Feminine energies, as I’ve already mentioned, are communication, creative expression, the nurturing of people and ideas, and a focus on others rather than the self.
These energies are not specific to male or female bodied individuals, nor to female or male identified people – rather, they should be combined within each person, the way male and female attributes combine to create our unique DNA, with some expressions being more dominant, but all being present.
Someone does not stop being a man because their dominant trait is nurturing people and ideas – I have been privileged to encounter several men who happened to be very good at that, and who had forged it into their purpose and career. One was a teacher, another a member of the clergy, a third a youthworker.
Likewise, someone does not stop being a woman because their dominant trait is taking decisive action – I have been privileged to know decisive women. Some of whom were better people, and made better decisions, than others, naturally – but those whom I didn’t find to be pleasant people weren’t unpleasant to me because they were decisive women – I would have disliked them had they been men. Their decisions would, to my mind, have been poor decisions had a man made them.

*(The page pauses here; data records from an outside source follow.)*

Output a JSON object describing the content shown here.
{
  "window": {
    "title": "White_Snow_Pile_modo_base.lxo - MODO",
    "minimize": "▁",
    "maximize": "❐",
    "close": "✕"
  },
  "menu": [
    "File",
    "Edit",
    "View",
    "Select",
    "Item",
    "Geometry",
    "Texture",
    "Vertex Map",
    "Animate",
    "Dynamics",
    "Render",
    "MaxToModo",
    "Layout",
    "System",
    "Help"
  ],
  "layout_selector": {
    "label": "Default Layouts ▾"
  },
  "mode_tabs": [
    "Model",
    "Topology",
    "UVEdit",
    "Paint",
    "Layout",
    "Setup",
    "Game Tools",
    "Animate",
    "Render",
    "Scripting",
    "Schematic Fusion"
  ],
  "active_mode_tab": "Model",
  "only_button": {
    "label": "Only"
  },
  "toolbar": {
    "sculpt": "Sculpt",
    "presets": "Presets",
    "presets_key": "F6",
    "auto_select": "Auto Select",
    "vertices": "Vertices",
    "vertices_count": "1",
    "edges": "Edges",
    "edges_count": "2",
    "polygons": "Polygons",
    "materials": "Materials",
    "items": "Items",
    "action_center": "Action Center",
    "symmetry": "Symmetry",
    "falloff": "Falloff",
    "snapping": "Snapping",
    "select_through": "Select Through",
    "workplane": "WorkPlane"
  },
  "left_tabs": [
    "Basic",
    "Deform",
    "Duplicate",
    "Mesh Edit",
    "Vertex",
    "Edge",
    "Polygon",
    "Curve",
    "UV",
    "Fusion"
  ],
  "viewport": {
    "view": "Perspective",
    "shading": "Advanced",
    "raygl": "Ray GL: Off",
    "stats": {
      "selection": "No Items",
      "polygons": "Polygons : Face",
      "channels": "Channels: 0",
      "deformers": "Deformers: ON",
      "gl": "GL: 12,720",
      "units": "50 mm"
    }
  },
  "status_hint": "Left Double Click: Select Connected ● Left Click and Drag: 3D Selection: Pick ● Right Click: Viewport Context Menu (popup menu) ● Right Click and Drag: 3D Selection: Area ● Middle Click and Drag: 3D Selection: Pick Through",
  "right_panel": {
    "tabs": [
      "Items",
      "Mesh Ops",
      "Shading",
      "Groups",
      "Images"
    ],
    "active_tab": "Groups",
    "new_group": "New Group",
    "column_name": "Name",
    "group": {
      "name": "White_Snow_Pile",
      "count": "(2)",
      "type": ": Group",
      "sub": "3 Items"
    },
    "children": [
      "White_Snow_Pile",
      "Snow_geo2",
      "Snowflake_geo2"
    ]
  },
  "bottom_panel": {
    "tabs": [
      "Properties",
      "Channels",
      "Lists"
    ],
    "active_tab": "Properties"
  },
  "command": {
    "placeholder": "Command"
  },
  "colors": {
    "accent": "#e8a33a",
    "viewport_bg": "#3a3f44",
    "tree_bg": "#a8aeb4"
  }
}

We will not build a strong society and an enduring world by deciding that one group can only be “advanced” if the other is beaten back. Nor, however, can we achieve those ambitions by never challenging a given group, or its behaviours and attitudes. We develop as people when we are exposed to constructive criticism, and when we are forced to acknowledge and alter unacceptable and inappropriate behaviour.
Human beings are like a bronze sculpture that includes a carefully balanced glass ball – we all, men, women, non-binary and a-gender, combine invulnerability and fragility – and the contradictions, when combined, are what create the whole, and make the beauty that has us admire the sculpture.